The Bug Ledger, Lighter Than It Was Last Sunday
The Forge spent this week with its head down. Two hundred and sixty hammers fell. Most were quiet adjustments. Thirteen were named high-priority verdicts.
The Architect was rarely seen this week. The weather had been busy, calling him to other duties beyond the Forge's walls, and the team had learned to expect his absences. Then, twice across the seven days, he descended at unreasonable hours with his mobile scrying device, sleeves rolled, and worked alongside Dave and the kobolds until the third bell. The bulk of the verdicts below were delivered in those two long sessions.
Combat Pushes Back
For months, NPCs would threaten, posture, even draw steel, then stand there politely waiting for the player to swing first. The DM's restraint had calcified into something the players had been complaining about for weeks. Plot armor, they called it. Plot armor everywhere.
The Forge made real ground against it this week. The safe-location gate came down. The patient-DM check came down. Snix tightened the retaliation guidance until NPCs began doing what predators have always done: ambush, pursue, escalate. Players who wander into the wrong hex of the wrong forest will notice the difference immediately.
We are not done. Plot armor is a deep seam, and pieces of it still catch the hammer. But the work that was holding the rest back is unjammed, and the campaign continues next week.
The Double Speaking, Ended
For a stretch of days, the DM had developed an unfortunate habit: two responses for every player action. Same content. Different timing. A perfect duet of unsolicited prose.
Snix laid arcane wards across the action handlers and the Double Speaking ceased. Almost. The first wards weren't releasing cleanly when something went wrong, which left entire campaigns sealed behind their own protections. Three iterations later, the wards now release on every exit path, including the messy ones.
Monks at Last
Tieflings, dragonborn, and lizardfolk monks had been quietly suffering. Their natural tails, claws, and bites were not registering as unarmed strikes. Their ki points, when consumed, simply vanished. For weeks they performed the motions of their class without any of the mechanics actually working.
This week they actually work. Tails strike. Ki burns and refreshes on rest.
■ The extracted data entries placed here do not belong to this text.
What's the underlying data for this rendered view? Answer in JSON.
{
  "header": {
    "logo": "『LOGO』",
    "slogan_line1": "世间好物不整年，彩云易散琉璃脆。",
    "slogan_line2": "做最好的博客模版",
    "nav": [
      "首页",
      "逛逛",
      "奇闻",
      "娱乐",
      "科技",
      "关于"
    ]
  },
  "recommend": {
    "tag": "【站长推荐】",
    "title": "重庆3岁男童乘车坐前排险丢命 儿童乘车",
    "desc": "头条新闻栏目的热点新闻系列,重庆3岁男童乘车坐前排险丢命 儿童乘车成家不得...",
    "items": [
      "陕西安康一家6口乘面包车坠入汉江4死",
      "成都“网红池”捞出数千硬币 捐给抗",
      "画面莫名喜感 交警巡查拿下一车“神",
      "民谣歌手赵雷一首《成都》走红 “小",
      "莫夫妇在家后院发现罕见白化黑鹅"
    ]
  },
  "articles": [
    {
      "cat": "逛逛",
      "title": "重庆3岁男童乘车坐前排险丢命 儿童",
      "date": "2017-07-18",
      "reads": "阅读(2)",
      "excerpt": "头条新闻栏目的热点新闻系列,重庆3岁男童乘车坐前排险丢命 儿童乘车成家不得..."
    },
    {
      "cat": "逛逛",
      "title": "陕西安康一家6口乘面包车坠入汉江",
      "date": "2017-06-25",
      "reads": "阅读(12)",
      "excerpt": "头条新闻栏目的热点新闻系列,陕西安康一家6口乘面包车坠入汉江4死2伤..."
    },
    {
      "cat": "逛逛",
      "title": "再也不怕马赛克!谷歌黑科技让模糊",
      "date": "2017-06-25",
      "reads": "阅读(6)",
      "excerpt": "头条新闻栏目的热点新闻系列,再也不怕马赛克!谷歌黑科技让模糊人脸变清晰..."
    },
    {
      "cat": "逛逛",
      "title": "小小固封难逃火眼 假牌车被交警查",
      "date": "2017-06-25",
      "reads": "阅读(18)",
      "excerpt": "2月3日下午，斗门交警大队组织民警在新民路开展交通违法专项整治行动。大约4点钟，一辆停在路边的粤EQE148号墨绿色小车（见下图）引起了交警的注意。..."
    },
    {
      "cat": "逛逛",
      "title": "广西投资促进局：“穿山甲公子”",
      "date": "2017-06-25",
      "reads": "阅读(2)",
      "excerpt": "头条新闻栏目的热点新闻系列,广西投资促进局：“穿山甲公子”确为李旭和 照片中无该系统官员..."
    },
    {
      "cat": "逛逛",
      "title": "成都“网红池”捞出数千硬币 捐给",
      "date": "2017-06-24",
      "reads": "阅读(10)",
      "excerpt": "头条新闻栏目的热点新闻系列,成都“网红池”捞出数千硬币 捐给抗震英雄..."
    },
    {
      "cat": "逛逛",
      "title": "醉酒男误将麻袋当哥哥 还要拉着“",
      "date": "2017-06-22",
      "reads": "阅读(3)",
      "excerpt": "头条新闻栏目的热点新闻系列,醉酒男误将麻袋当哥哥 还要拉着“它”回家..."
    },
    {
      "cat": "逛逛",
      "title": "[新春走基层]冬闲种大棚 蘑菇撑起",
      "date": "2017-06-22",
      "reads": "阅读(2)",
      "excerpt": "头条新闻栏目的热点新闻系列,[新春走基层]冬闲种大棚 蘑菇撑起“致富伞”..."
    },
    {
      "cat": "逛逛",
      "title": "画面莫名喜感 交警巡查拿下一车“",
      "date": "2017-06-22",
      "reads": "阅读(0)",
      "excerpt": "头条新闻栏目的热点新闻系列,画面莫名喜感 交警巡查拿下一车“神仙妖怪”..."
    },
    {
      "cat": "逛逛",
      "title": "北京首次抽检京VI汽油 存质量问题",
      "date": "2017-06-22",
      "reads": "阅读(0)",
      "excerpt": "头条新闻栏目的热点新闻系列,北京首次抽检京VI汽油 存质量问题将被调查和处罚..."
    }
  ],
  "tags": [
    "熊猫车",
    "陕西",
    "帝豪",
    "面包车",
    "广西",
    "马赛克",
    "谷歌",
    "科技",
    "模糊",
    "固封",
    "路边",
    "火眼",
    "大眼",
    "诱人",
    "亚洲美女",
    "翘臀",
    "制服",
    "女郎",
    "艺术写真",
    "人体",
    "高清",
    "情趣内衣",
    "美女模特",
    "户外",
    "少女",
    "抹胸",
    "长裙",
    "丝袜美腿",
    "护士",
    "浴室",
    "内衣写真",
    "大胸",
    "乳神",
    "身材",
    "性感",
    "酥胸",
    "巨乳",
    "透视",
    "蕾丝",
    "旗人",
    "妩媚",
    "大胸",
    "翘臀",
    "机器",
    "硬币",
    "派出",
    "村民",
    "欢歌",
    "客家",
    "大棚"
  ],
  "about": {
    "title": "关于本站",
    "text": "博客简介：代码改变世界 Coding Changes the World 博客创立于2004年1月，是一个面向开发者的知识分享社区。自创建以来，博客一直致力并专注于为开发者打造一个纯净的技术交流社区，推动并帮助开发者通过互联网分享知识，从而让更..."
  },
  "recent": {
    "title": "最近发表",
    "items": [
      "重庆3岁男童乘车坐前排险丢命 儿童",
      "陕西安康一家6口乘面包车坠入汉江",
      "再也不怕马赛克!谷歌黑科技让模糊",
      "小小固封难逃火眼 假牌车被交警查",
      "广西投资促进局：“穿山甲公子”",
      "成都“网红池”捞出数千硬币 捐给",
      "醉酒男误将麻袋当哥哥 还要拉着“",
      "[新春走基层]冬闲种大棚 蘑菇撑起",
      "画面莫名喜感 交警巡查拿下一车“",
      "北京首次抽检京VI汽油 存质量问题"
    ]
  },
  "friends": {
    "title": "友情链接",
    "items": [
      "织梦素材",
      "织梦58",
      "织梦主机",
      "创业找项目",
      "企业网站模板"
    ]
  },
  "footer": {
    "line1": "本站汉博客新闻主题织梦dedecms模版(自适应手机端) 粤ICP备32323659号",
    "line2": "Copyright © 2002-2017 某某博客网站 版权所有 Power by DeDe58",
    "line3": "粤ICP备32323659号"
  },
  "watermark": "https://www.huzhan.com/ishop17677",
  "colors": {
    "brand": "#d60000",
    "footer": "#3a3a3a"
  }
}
Class resources display on the Stats tab. The petitioners can go back to flurries of blows in earnest.
Mr. Shield's Pocket
The Forge's most hapless traveler had a win this week. A small one. A controversial one. Mr. Shield, who has spent every recorded encounter sprinting from gremlins with twenty more in pursuit, finally caught something. He caught it by putting it in his pocket.
The thing in his pocket was a guard.
The mechanics, briefly: a restraint rod, a guard, a grapple-and-throw motion. The DM, in its tool-using enthusiasm, filed the captured guard directly into Mr. Shield's inventory, alongside his rope and rations. The guard, alive and presumably confused, went where Mr. Shield went.
The Forge patched the bug. Then patched it again when other players discovered they could wrap NPC names in parentheses to slip past the new check. Then again when stacked prefixes confused the validator. Five iterations later, no NPC, parenthesized or stacked or otherwise disguised, may be filed in any pocket. Mr. Shield returned to running. Sterling, reviewing the case file, only sighed.
When the Pipeline Stumbles, It No Longer Falls
The arcane consortiums that power the Forge are not always equally available. Some days the primary supplier takes too long. Some responses arrive truncated mid-sentence. Some never arrive at all.
The Forge used to wait, hands folded, until something arrived or didn't. This week the Forge stopped waiting politely. After sixty heartbeats of silence, the request hands off to a backup consortium, where a smaller, quicker source finishes the work. Players now see a "retrying" indicator instead of a frozen screen. Failures, when they happen, happen fast.
Story Marks, Renamed
For months, characters tracked something called "conditions," a word that meant entirely different things in different rooms of the Forge. The combat system used it for poisoned and prone. The narrator used it for "wounded by the dragon, refuses to speak of it." Two systems, one word, perpetual confusion.
Snix renamed the narrative kind to "story marks." Combat keeps its own conditions. The names finally match what they mean. "It's clearer," she said, with the tone of someone who had been planning this for longer than anyone realized.
Quieter Gains
The DM time skip button advances the calendar again. The Story tab shows a unified view of all conditions and effects. AC recalculates on ability score increases. Warlock invocations finally hand out the proficiencies and at-will spells they were always supposed to. Race-switching no longer wipes the subrace selection. Equipment pickers respect the choices you actually made.
None of these are headline features. All of them were grit in the gears. The gears run smoother.
Until the Next Storm
The Architect slumped against a workbench at dawn after the second late session and said only: "More later." Sterling let him sleep. The weather, as it turns out, was not done with him; he was back to other duties by the following afternoon.
The bug ledger is shorter than it was last Sunday. Plenty still in the queue. That state is permanent. The Forge expects it.